The heart of the matter
As mentioned in the article, the match was played on a ground which is just a 60mx40m patch and the boundary behind the batsman is just 25 yards. In simple words, one needs at least five Lalita Parks to match the 172.9m X 147.8m Melbourne Cricket Ground. According to the locals, this ground is a batsmen’s paradise and this is not the first time that they witnessed something like this.
Last year, a local batsman nicknamed Lara, scored a double hundred in the same tournament and a day after Ahlawat’s heroics, the spectators witnessed yet another swashbuckling innings as a batsman named Sultan Ansari scored 139 runs off just 39 balls with 18 sixes, five of them coming in one over.
The treasurer of the tournament, Manohar Yadav also clarified that the batsmen get only two runs when the ball goes past the square-leg boundary as the dimension in that area is too small.
Parallels from history
Last year, a 15-year-old batsman from Mumbai, Pranav Dhanawade scored an unbeaten 1009 runs in an under-16 inter-school match and became the first batsman to achieve this in any form of recognised cricket.
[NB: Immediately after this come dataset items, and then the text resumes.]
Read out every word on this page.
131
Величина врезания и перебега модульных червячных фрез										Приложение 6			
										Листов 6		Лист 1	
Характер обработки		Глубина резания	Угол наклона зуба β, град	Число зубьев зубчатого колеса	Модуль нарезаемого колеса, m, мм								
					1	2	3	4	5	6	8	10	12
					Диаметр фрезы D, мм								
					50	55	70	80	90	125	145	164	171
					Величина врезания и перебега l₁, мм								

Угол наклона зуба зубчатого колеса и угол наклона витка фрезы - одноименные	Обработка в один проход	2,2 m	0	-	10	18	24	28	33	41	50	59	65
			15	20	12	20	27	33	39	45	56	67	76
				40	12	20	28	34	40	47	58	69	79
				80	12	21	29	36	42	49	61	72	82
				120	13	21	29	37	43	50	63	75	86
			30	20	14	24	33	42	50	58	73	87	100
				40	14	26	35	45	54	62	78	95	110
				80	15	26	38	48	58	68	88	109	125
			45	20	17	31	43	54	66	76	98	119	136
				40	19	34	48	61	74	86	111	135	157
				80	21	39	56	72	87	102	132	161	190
After the initial praises, Dhanawade’s knock received a lot of criticisms as the ground dimensions were too small and his opponents were under-14 cricketers with most of them playing their first competitive match.
Scoring 300 in a format in any form of cricket itself is a great achievement irrespective of the size of the ground and when the feat is achieved in the T20 format, it is simply humongous. The dimensions of the ground show the truth behind the knock, but taking away all the credits from the youngster won’t be fair.
It is not easy to stay at the crease, keep hitting the balls out of the park and scoring 300 in this format. So, instead of looking at the negative side, let us take a moment and appreciate the batsman for his knock.